La aldaba

Carlos Navarro Antolín

cnavarro@diariodesevilla.es

Redondo o la España de los chuflas

De tanto demandar una visión humana de la política hemos acabado sufriendo una versión narcisista y almibarada

Iván Redondo

Iván Redondo

De un tiempo a esta parte le llaman asesor áulico, gurú, experto en coaching, analista y otros términos tan vacíos como exagerados a lo que de toda la vida ha sido un simple enterao. Vivimos la era de los enteraos elevados a las máximas posiciones de mando. Nos asfixian con sus banalidades de aprendices de estratega, tratan de impresionarnos con citas literarias matinales con las que camuflar su falta de hábito por la lectura y crear un halo de inquietud intelectual, nos torturan con fotografías de las vidas saludables de sus jefes o de ellos mismos. Sí, la entrevista del tal Iván Redondo inspira este artículo.

Producía vergüenza ajena ver a este doctorado en venta de crecepelo mover la fichita del ajedrez y hacer uso una y otra vez del pretencioso latiguillo "in my opinion". Estos enteraos vendían antes enciclopedias por las casas, poniendo el pie en la puerta para que el inquilino no pudiera darle con ella en las narices. Ahora los tenemos en las instituciones colocando sus pociones mágicas a políticos con prisas por llegar al poder y perpetuarse. Redondo es un personaje sonrojante como muchos de los que lo han contratado.

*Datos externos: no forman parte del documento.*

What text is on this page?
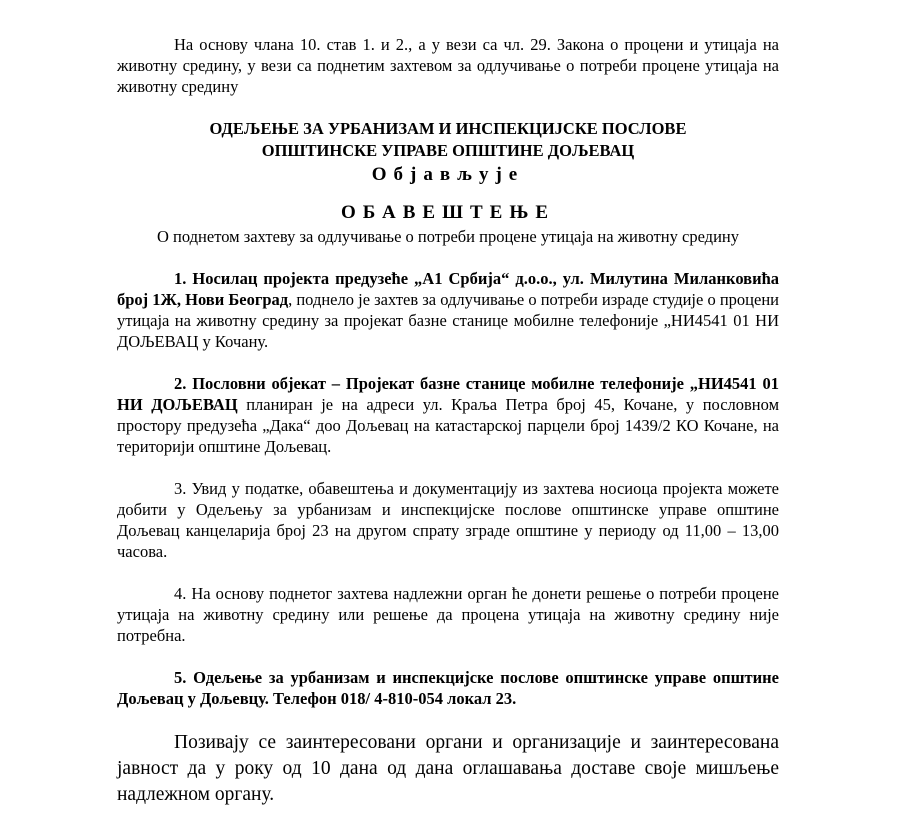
На основу члана 10. став 1. и 2., а у вези са чл. 29. Закона о процени и утицаја на животну средину, у вези са поднетим захтевом за одлучивање о потреби процене утицаја на животну средину

ОДЕЉЕЊЕ ЗА УРБАНИЗАМ И ИНСПЕКЦИЈСКЕ ПОСЛОВЕ

ОПШТИНСКЕ УПРАВЕ ОПШТИНЕ ДОЉЕВАЦ

Објављује

ОБАВЕШТЕЊЕ

О поднетом захтеву за одлучивање о потреби процене утицаја на животну средину

1. Носилац пројекта предузеће „А1 Србија“ д.о.о., ул. Милутина Миланковића број 1Ж, Нови Београд, поднело је захтев за одлучивање о потреби израде студије о процени утицаја на животну средину за пројекат базне станице мобилне телефоније „НИ4541 01 НИ ДОЉЕВАЦ у Кочану.

2. Пословни објекат – Пројекат базне станице мобилне телефоније „НИ4541 01 НИ ДОЉЕВАЦ планиран је на адреси ул. Краља Петра број 45, Кочане, у пословном простору предузећа „Дака“ доо Дољевац на катастарској парцели број 1439/2 КО Кочане, на територији општине Дољевац.

3. Увид у податке, обавештења и документацију из захтева носиоца пројекта можете добити у Одељењу за урбанизам и инспекцијске послове општинске управе општине Дољевац канцеларија број 23 на другом спрату зграде општине у периоду од 11,00 – 13,00 часова.

4. На основу поднетог захтева надлежни орган ће донети решење о потреби процене утицаја на животну средину или решење да процена утицаја на животну средину није потребна.

5. Одељење за урбанизам и инспекцијске послове општинске управе општине Дољевац у Дољевцу. Телефон 018/ 4-810-054 локал 23.

Позивају се заинтересовани органи и организације и заинтересована јавност да у року од 10 дана од дана оглашавања доставе своје мишљење надлежном органу.
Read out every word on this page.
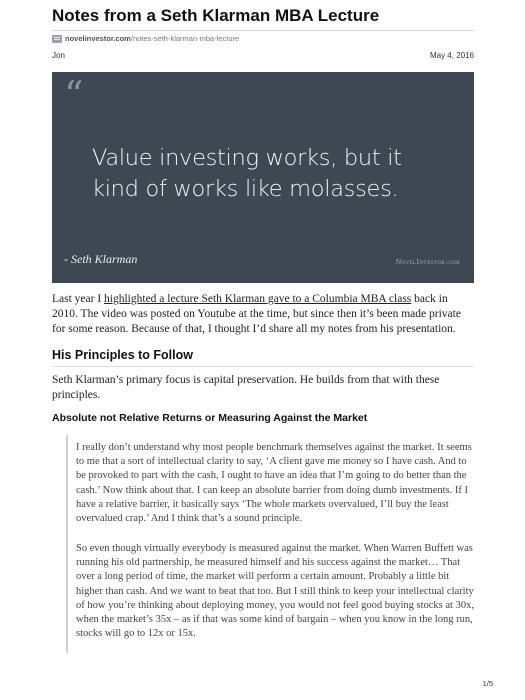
Notes from a Seth Klarman MBA Lecture
novelinvestor.com /notes-seth-klarman-mba-lecture
Jon	May 4, 2016
“
Value investing works, but it kind of works like molasses.
- Seth Klarman	NovelInvestor.com
Last year I highlighted a lecture Seth Klarman gave to a Columbia MBA class back in 2010. The video was posted on Youtube at the time, but since then it’s been made private for some reason. Because of that, I thought I’d share all my notes from his presentation.
His Principles to Follow
Seth Klarman’s primary focus is capital preservation. He builds from that with these principles.
Absolute not Relative Returns or Measuring Against the Market
I really don’t understand why most people benchmark themselves against the market. It seems to me that a sort of intellectual clarity to say, ‘A client gave me money so I have cash. And to be provoked to part with the cash, I ought to have an idea that I’m going to do better than the cash.’ Now think about that. I can keep an absolute barrier from doing dumb investments. If I have a relative barrier, it basically says ‘The whole markets overvalued, I’ll buy the least overvalued crap.’ And I think that’s a sound principle.
So even though virtually everybody is measured against the market. When Warren Buffett was running his old partnership, he measured himself and his success against the market… That over a long period of time, the market will perform a certain amount. Probably a little bit higher than cash. And we want to beat that too. But I still think to keep your intellectual clarity of how you’re thinking about deploying money, you would not feel good buying stocks at 30x, when the market’s 35x – as if that was some kind of bargain – when you know in the long run, stocks will go to 12x or 15x.
1/5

Es el icono de la política banal, de la España del tuteo, del enaltecimiento del blablabá, un charlatán que es víctima de su propio ego, pues lo que antes sabían cuatro e intuíamos muchos, lo sabe ya toda España: es el ejemplo más preciso de la política pobre, fatua, minimalista en lo ideológico y tremendamente pueril. Añoro los tiempos en que de la vida personal de los políticos sólo se sabía el día de la jornada de reflexión y acaso en las vacaciones. De tanto reclamar una visión humana de la política hemos acabado sufriendo una versión narcisista y almibarada. Redondo y sus mariachis, que anidan en todos los partidos, no resisten una comparación con muchos de los gobernantes y asesores de los años ochenta y noventa.

La discreción deberá volver a primar pronto en la vida pública. La auténtica regeneración consistirá en buena medida en que no tengamos que sufrir a presidentes haciendo deporte, sino gestionando presupuestos. Es Muñoz Molina quien pide a los periodistas que demos difusión a quienes hacen cosas "verdaderamente sustanciales" por el bien de la sociedad. Por eso los primeros que tenemos que reflexionar somos quienes hemos dado altavoz y pedestal a quienes nunca debieron tener eco más allá de su casa. La España vacía no es la de los pueblos castellanos, sino la de estos chuflas a los que compramos las majaderías de saldo que nos venden en sus puestos de quita y pon. Vacía de buena educación y recato. Trabajen más. Y hagan la gimnasia en privado, por favor.